After getting that fixed, a 404 happened when we were redirected back to the app. Adding a TypeHint for JwtDecoder fixed the problem.

import org.springframework.nativex.hint.TypeHint;

@TypeHint(
    types = {
        ...
        org.springframework.security.oauth2.jwt.JwtDecoder.class
    })

This will be fixed in the next release of Spring Native.

Once Spring Security was functioning properly, the app worked and we moved on to postgres-webflux. The postgres-webflux app worked in JVM mode, but not after it's compiled to a native binary. At startup, it fails with an error about "no suitable constructor" for SimpleR2dbcRepository. I'm still not sure what's causing this.

Next, I moved on to getting postgres-mvc running. Last time, Josh and I figured out how to make Liquibase work with a native app, and those instructions haven't changed.

  1. Add the files from this pull request to your src/main/resources/META-INF/native-image/liquibase directory.
  2. Add type hints for Liquibase and related classes.
@TypeHint(
    types = {
        ...
        liquibase.configuration.LiquibaseConfiguration.class,
        com.zaxxer.hikari.HikariDataSource.class,
        liquibase.change.core.LoadDataColumnConfig.class,
        tech.jhipster.domain.util.FixedPostgreSQL10Dialect.class,
        org.hibernate.type.TextType.class
    })

Support for JPA now requires a JDKProxyHint, whereas it didn't need it before. Josh also didn't need it in his examples, so this might be specific to JHipster.

@JdkProxyHint(
    types = {
        org.springframework.data.jpa.repository.support.CrudMethodMetadata.class,
        org.springframework.aop.SpringProxy.class,
        org.springframework.aop.framework.Advised.class,
        org.springframework.core.DecoratingProxy.class
    })

I also found I had to add an EntityListener to the top of the User entity. Its superclass has the following, but it doesn't get invoked when running natively.

@EntityListeners(AuditingEntityListener.class)

For Spring MVC, I discovered that some methods didn't work when they were missing a name in their @RequestParam or @PathVariable annotations. Adding the name to the annotation fixed it for the most part. For example:

// previous
@RequestParam(required = false, defaultValue = "false") boolean eagerload
@PathVariable Long id

// works with spring native
@RequestParam(name = "eagerload", required = false, defaultValue = "false") boolean eagerload
@PathVariable("id") Long id

Thanks to this blog post for helping me figure this out.

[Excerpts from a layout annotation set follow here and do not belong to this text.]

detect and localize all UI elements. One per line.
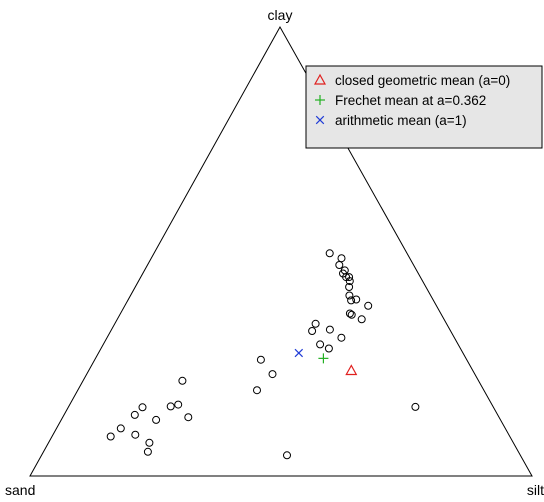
data-point: [347, 310, 356, 319]
cross-icon: [315, 115, 325, 125]
legend-box: [305, 65, 543, 149]
arithmetic-mean-marker: [294, 348, 304, 358]
data-point: [138, 403, 147, 412]
data-point: [253, 386, 261, 395]
data-point: [345, 283, 354, 291]
data-point: [166, 402, 175, 411]
data-point: [145, 438, 154, 447]
data-point: [311, 319, 320, 328]
data-point: [335, 261, 344, 269]
legend-marker: [315, 95, 325, 105]
data-point: [283, 451, 291, 460]
data-point: [308, 327, 317, 335]
data-point: [364, 301, 373, 310]
vertex-label-silt: silt: [527, 482, 544, 498]
data-point: [174, 400, 183, 409]
triangle-icon: [313, 73, 327, 85]
data-point: [411, 402, 420, 411]
data-point: [325, 249, 334, 258]
legend: closed geometric mean (a=0) Frechet mean…: [305, 65, 543, 149]
data-point: [152, 415, 161, 424]
data-point: [345, 291, 354, 300]
data-point: [337, 254, 346, 263]
data-point: [130, 410, 139, 419]
legend-marker: [315, 115, 325, 125]
legend-marker: [313, 73, 327, 85]
data-point: [345, 277, 354, 286]
data-point: [143, 447, 152, 456]
data-points: [106, 249, 420, 460]
frechet-mean-marker: [318, 353, 329, 364]
geometric-mean-marker: [345, 364, 358, 376]
legend-label-frechet-mean: Frechet mean at a=0.362: [335, 93, 486, 108]
data-point: [337, 333, 346, 342]
vertex-label-sand: sand: [5, 482, 35, 498]
legend-entry-geometric-mean: closed geometric mean (a=0): [313, 73, 510, 88]
data-point: [178, 376, 187, 385]
data-point: [316, 340, 325, 349]
data-point: [352, 295, 361, 304]
legend-entry-frechet-mean: Frechet mean at a=0.362: [315, 93, 486, 108]
legend-entry-arithmetic-mean: arithmetic mean (a=1): [315, 113, 467, 128]
legend-label-arithmetic-mean: arithmetic mean (a=1): [335, 113, 467, 128]
data-point: [324, 344, 333, 353]
data-point: [347, 296, 356, 305]
mean-markers: [294, 348, 358, 376]
data-point: [325, 325, 334, 334]
plus-icon: [315, 95, 325, 105]
data-point: [268, 370, 277, 379]
data-point: [116, 424, 125, 433]
data-point: [345, 273, 354, 282]
data-point: [184, 413, 193, 422]
data-point: [357, 315, 366, 324]
data-point: [131, 430, 140, 439]
data-point: [345, 309, 354, 318]
legend-label-geometric-mean: closed geometric mean (a=0): [335, 73, 510, 88]
data-point: [256, 355, 265, 364]
vertex-label-clay: clay: [268, 7, 293, 23]
data-point: [106, 432, 115, 441]
ternary-triangle: [29, 25, 533, 477]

I also experienced an issue with JHipster's LogoutResource and how it uses SpEL in a method parameter to extract the ID token from the @AuthenticationPrincipal.

@PostMapping("/api/logout")
public ResponseEntity<?> logout(HttpServletRequest request, @AuthenticationPrincipal(expression = "idToken") OidcIdToken idToken) { }

I was able to fix the issue by removing (expression = "idToken") and just getting the OidcUser, then the ID token from that.

public ResponseEntity<?> logout(HttpServletRequest request, @AuthenticationPrincipal OidcUser oidcUser) {

The final JPA issue I was unable to solve was updating an entity with many-to-many relationships. You can read more about it in this comment.

We documented all the things we did in a GitHub project called spring-native-samples. It has instructions for integrating Spring Native 0.11 into JHipster 7.4.2-SNAPSHOT in its README and sample apps to see things running. I'll do my best to keep this updated as new releases happen. In the meantime, you can compile and run any of the apps.

./mvnw package -Pprod,native -DskipTests
# start Docker containers for Keycloak and PostgreSQL
./target/<name-of-binary>

Thanks to everyone who helped us get this far!